The condition often occurs with other shoulder issues — most frequently damage to the rotator cuff. Other problems that often accompany bicipital tendinitis can include:

  • Shoulder joint arthritis;
  • Glenoid labrum tear;
  • Chronic shoulder instability;
  • Shoulder impingement; and
  • Other diseases that cause inflame the shoulder joint lining.

Calcific tendinitis: If the provider indicates calcific shoulder tendinitis, you’ll choose from the following ICD-10 codes:

  • M75.30 — Calcific tendinitis of unspecified shoulder
  • M75.31 — Calcific tendinitis of right shoulder
  • M75.32 — Calcific tendinitis of left shoulder.

The tissue around the calcium deposits can become inflamed and cause shoulder pain; people over 40 are most often affected by calcific tendinitis.

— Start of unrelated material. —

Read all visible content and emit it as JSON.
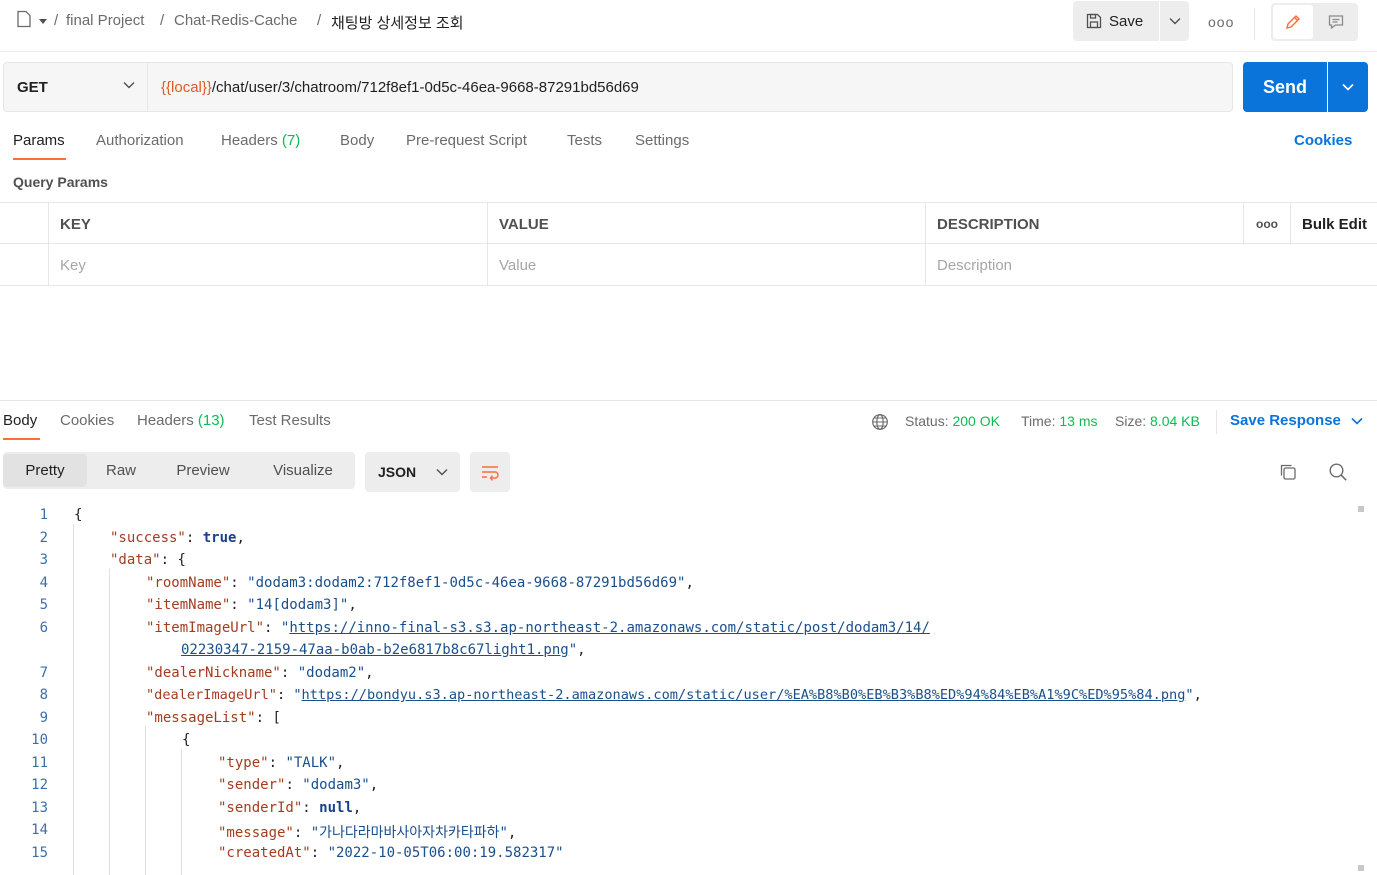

Best bet: Scour the notes for any indication as to whether this is bicipital or calcific tendinitis. Since symptoms for these conditions often overlap, you might have to check with the performing provider for a definitive answer.

Ear Infection And Flu

Question 3: A computed tomography (CT) scan is performed on a patient with a chronic middle ear infection. The documentation also notes a positive influenza test result. The provider does not state whether or not the conditions are related. Should you report these two conditions separately, or is your best bet a combination code?

Answer 3: Despite the fact that the physician doesn’t definitively connect these conditions, you will want to refer to the ICD-10-CM manual to determine your course of action. However, in order to code this properly, you must have a grasp on how to code an ear infection. Infection ⇒ ear (middle) leads you to “see also otitis media.” But, before you report an otitis media code, you’ll want to look up the patient’s influenza diagnosis first to determine whether a combination code exists.

In the ICD-10-CM index, Influenza (bronchial) (epidemic) (respiratory (upper)) (unidentified influenza virus) ⇒ otitis media leads you to code J11.83 (Influenza due to unidentified influenza virus with otitis media). As you can see via the index, you do not need to determine a cause and effect relationship in order to report code J11.83. When the index uses the term “with,” the accompanying condition only needs to be included as a diagnosis alongside the primary condition.

The same applies for other respiratory manifestations. If, for instance, the provider documents pharyngitis in addition to the influenza diagnosis, but does not state that the pharyngitis is a manifestation of the influenza, you will still report code J11.1 (Influenza due to unidentified influenza virus with other respiratory manifestations). That’s because Influenza ⇒ with pharyngitis leads you to code J11.1. Despite the fact the code description for J11.1 indicates the pharyngitis is a manifestation, you don’t need to prove as much in order to reach the code via the ICD-10-CM index.